NPR’s David Folkenflik and Politico’s Dylan Byers — who broke the news Kurtz was leaving The Daily Beast — questioned him in the segment. Byers brought up previous Kurtz errors, asking him “Why so many mistakes?”
“I’d like to think that I built up a big store of credibility” Kurtz said at one point. Folkenflik pressed him on his role at the website Daily Download, saying “I was told by two separate people in the last 48 hours that from your mouth, you had said that you were a founder in this venture in trying to help Lauren attract grants and trying to help Lauren [Ashburn] establish this as a go-to site in a way that, you know, has been trying to do.”
Kurtz maintained he’s an adviser and contributor only: “It’s a new site and I was trying to help promote it. But I don’t have any role in the management of it.”
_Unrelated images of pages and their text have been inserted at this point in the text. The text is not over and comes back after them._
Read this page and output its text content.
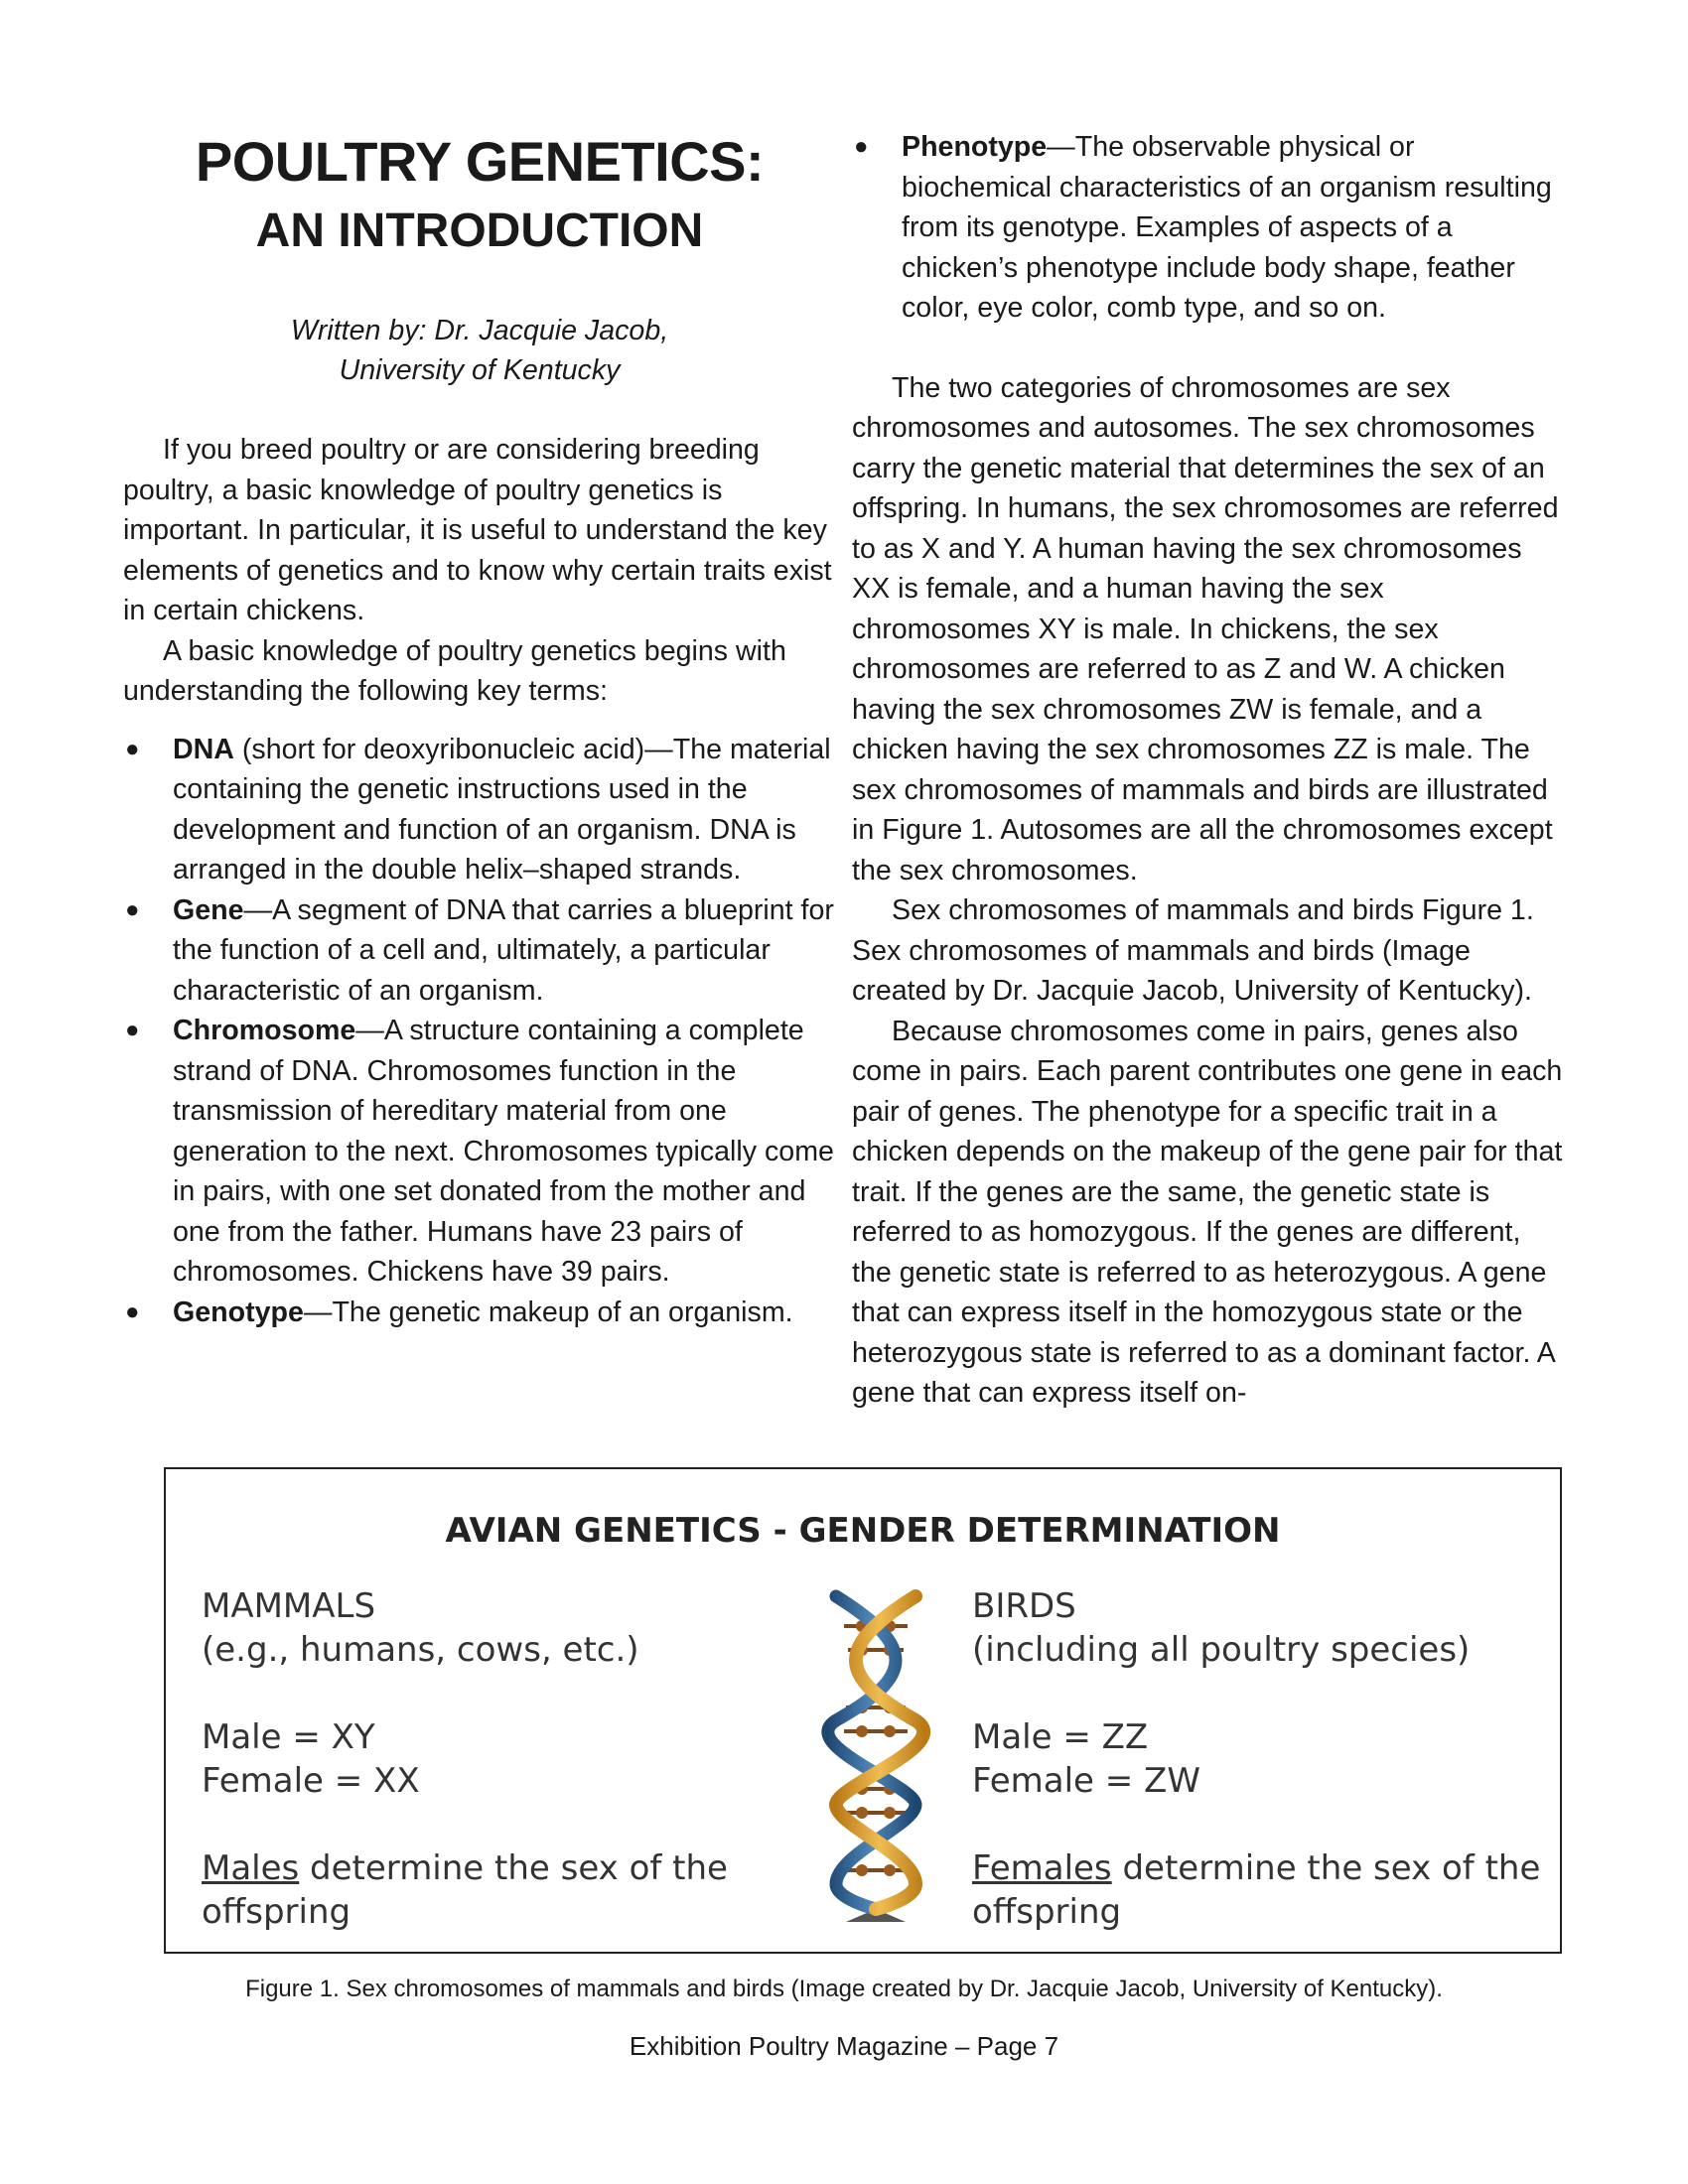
POULTRY GENETICS:
AN INTRODUCTION
Written by: Dr. Jacquie Jacob,
University of Kentucky

If you breed poultry or are considering breeding poultry, a basic knowledge of poultry genetics is important. In particular, it is useful to understand the key elements of genetics and to know why certain traits exist in certain chickens.

A basic knowledge of poultry genetics begins with understanding the following key terms:

● DNA (short for deoxyribonucleic acid)—The material containing the genetic instructions used in the development and function of an organism. DNA is arranged in the double helix–shaped strands.
● Gene—A segment of DNA that carries a blueprint for the function of a cell and, ultimately, a particular characteristic of an organism.
● Chromosome—A structure containing a complete strand of DNA. Chromosomes function in the transmission of hereditary material from one generation to the next. Chromosomes typically come in pairs, with one set donated from the mother and one from the father. Humans have 23 pairs of chromosomes. Chickens have 39 pairs.
● Genotype—The genetic makeup of an organism.
● Phenotype—The observable physical or biochemical characteristics of an organism resulting from its genotype. Examples of aspects of a chicken’s phenotype include body shape, feather color, eye color, comb type, and so on.

The two categories of chromosomes are sex chromosomes and autosomes. The sex chromosomes carry the genetic material that determines the sex of an offspring. In humans, the sex chromosomes are referred to as X and Y. A human having the sex chromosomes XX is female, and a human having the sex chromosomes XY is male. In chickens, the sex chromosomes are referred to as Z and W. A chicken having the sex chromosomes ZW is female, and a chicken having the sex chromosomes ZZ is male. The sex chromosomes of mammals and birds are illustrated in Figure 1. Autosomes are all the chromosomes except the sex chromosomes.

Sex chromosomes of mammals and birds Figure 1. Sex chromosomes of mammals and birds (Image created by Dr. Jacquie Jacob, University of Kentucky).

Because chromosomes come in pairs, genes also come in pairs. Each parent contributes one gene in each pair of genes. The phenotype for a specific trait in a chicken depends on the makeup of the gene pair for that trait. If the genes are the same, the genetic state is referred to as homozygous. If the genes are different, the genetic state is referred to as heterozygous. A gene that can express itself in the homozygous state or the heterozygous state is referred to as a dominant factor. A gene that can express itself on-

AVIAN GENETICS - GENDER DETERMINATION
MAMMALS
(e.g., humans, cows, etc.)
Male = XY
Female = XX
Males determine the sex of the
offspring
BIRDS
(including all poultry species)
Male = ZZ
Female = ZW
Females determine the sex of the
offspring
Figure 1. Sex chromosomes of mammals and birds (Image created by Dr. Jacquie Jacob, University of Kentucky).
Exhibition Poultry Magazine – Page 7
In Variety, Brian Lowry writes that the metacorrection was notable for the venue in which it occurred:
It’s equally true that news outlets — especially television — are bad about publicly correcting errors, which is why devoting time to Kurtz’s own shortcomings felt so bracing, although I’m sure to much of the world, it probably looked like an unnecessary level of navel-gazing.
But Kurtz’s friend Sharon Waxman was unimpressed by the sincerity of this round of belly-button-regard. “That’s it?” she writes. “Merely repeating an apology and stressing one’s sincerity is not a ticket back to play on the journalism field.”
Journalism isn’t some kind of game where our errors skid past while we get to hold the rest of the world to account.
Erik Wemple says Kurtz’s apology is representative of other members of his profession:
The reason that Kurtz didn’t apologize right away is that he’s stubborn, arrogant and desperate — precisely most journalists in the same situation. The behavior here is as inexcusable as it is common: Journalists don’t like to be accountabilitized; once they’ve written something, they don’t want to un-write it; they’ll commit atrocities of logic to defend their work; they’ll grovel to downgrade a retraction to a correction to a clarification to nothing; and they’ll do it all with righteous conviction. That’s why they need editors.
Eric Deggans — who appears regularly on Kurtz’s show — hits Kurtz on similar points. “Still, I can’t recall the last time a major journalism figure faced up to his mistakes in such a straightforward fashion,” he writes, comparing Kurtz’s mea culpa to the New York Post’s mealy nonapology for fingering two men wrongly as suspects in the Boston bombings.
“[S]uch directness,” Deggans writes, “just might make the difference in gaining and maintaining the public’s trust for the future.”